4 mei 2014: van Vaylats naar Cahors.
Na een voortreffelijke nachtrust in een aparte kamer in het klooster, die me qua inrichting en meubilair onontkoombaar aan mijn grootmoeder deed denken (de wasteil en de lampetkan ontbraken evenwel), zaten we al vroeg aan het ontbijt. Het ontbijt is Spartaans, maar waarom klagen na zo ’n gastvrije ontvangst in een dergelijke mooie en serene omgeving, waar alles nog zo puur en eenvoudig is. Verrassing: in het convent is er wifi zowel voor de zusters als voor de gasten! Het religieuze moest hier even wijken voor het profane zullen we maar zeggen.
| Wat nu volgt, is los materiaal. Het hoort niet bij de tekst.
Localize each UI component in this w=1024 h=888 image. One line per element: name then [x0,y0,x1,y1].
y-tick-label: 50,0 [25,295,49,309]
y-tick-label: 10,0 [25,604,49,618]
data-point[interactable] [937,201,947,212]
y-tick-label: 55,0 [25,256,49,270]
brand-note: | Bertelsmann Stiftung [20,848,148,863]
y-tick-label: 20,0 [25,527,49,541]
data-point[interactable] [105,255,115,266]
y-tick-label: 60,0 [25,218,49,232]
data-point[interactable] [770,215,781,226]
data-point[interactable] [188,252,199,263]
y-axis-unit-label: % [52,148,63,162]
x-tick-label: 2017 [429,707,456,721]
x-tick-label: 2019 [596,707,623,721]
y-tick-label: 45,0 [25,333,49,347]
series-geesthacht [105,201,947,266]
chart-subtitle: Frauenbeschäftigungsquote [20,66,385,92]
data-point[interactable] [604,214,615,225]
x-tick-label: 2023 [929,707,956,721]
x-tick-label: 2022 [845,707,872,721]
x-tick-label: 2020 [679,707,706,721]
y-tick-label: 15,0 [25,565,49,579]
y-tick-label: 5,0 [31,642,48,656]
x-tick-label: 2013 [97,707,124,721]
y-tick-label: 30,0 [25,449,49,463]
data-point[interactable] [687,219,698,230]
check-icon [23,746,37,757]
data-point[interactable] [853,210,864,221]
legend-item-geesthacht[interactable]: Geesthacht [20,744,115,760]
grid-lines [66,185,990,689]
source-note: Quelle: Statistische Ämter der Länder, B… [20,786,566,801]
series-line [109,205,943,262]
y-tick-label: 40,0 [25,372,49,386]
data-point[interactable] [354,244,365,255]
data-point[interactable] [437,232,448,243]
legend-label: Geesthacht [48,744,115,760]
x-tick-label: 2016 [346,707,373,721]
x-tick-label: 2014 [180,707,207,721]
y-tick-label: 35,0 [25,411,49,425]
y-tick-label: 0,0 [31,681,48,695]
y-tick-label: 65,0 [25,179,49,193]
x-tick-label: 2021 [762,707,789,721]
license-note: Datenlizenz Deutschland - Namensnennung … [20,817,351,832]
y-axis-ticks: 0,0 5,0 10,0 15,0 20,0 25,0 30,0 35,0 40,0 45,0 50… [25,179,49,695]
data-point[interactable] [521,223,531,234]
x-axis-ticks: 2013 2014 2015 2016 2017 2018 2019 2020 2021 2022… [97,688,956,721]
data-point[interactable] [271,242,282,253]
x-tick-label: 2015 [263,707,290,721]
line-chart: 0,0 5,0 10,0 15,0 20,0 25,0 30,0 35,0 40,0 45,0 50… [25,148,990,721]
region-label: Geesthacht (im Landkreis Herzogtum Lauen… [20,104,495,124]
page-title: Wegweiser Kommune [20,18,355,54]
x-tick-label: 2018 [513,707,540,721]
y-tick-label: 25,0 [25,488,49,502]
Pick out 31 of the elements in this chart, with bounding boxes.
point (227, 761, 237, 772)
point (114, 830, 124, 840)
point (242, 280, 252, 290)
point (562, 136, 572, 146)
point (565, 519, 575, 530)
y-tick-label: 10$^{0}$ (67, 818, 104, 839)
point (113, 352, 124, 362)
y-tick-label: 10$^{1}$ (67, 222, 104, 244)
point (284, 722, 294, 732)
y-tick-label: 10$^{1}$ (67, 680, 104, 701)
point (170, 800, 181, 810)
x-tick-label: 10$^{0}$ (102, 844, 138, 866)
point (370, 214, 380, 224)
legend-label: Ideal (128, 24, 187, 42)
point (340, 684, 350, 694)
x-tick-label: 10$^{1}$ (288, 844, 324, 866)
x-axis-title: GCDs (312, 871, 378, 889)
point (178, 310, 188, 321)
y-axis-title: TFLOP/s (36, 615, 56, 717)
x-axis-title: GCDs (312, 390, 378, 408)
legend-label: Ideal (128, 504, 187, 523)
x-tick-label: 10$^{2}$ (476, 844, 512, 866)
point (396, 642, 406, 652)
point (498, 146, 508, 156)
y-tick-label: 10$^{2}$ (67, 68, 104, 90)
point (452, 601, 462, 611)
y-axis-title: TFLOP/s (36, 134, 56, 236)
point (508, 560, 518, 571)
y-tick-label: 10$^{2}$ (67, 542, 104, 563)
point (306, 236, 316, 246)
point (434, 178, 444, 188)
Alvorens op pad te gaan maakte ik nog een ommetje van een kleine anderhalve kilometer om vers brood voor onderweg te halen bij de enige bakker in de buurt.
De weersvoorspelling voor vandaag klopt helemaal. Het is voor ons de eerste wandeldag zonder dreigende regen, onder een strakblauwe lucht, continu vergezeld door een bleek zonnetje dat voor een aangename 18 graden zorgde. Wie ons ook vergezelt is de koekoek. Beide voorgaande dagen en vandaag is hij op post en genieten we van zijn herkenbare roep, nu eens dichtbij, dan weer wat verderaf.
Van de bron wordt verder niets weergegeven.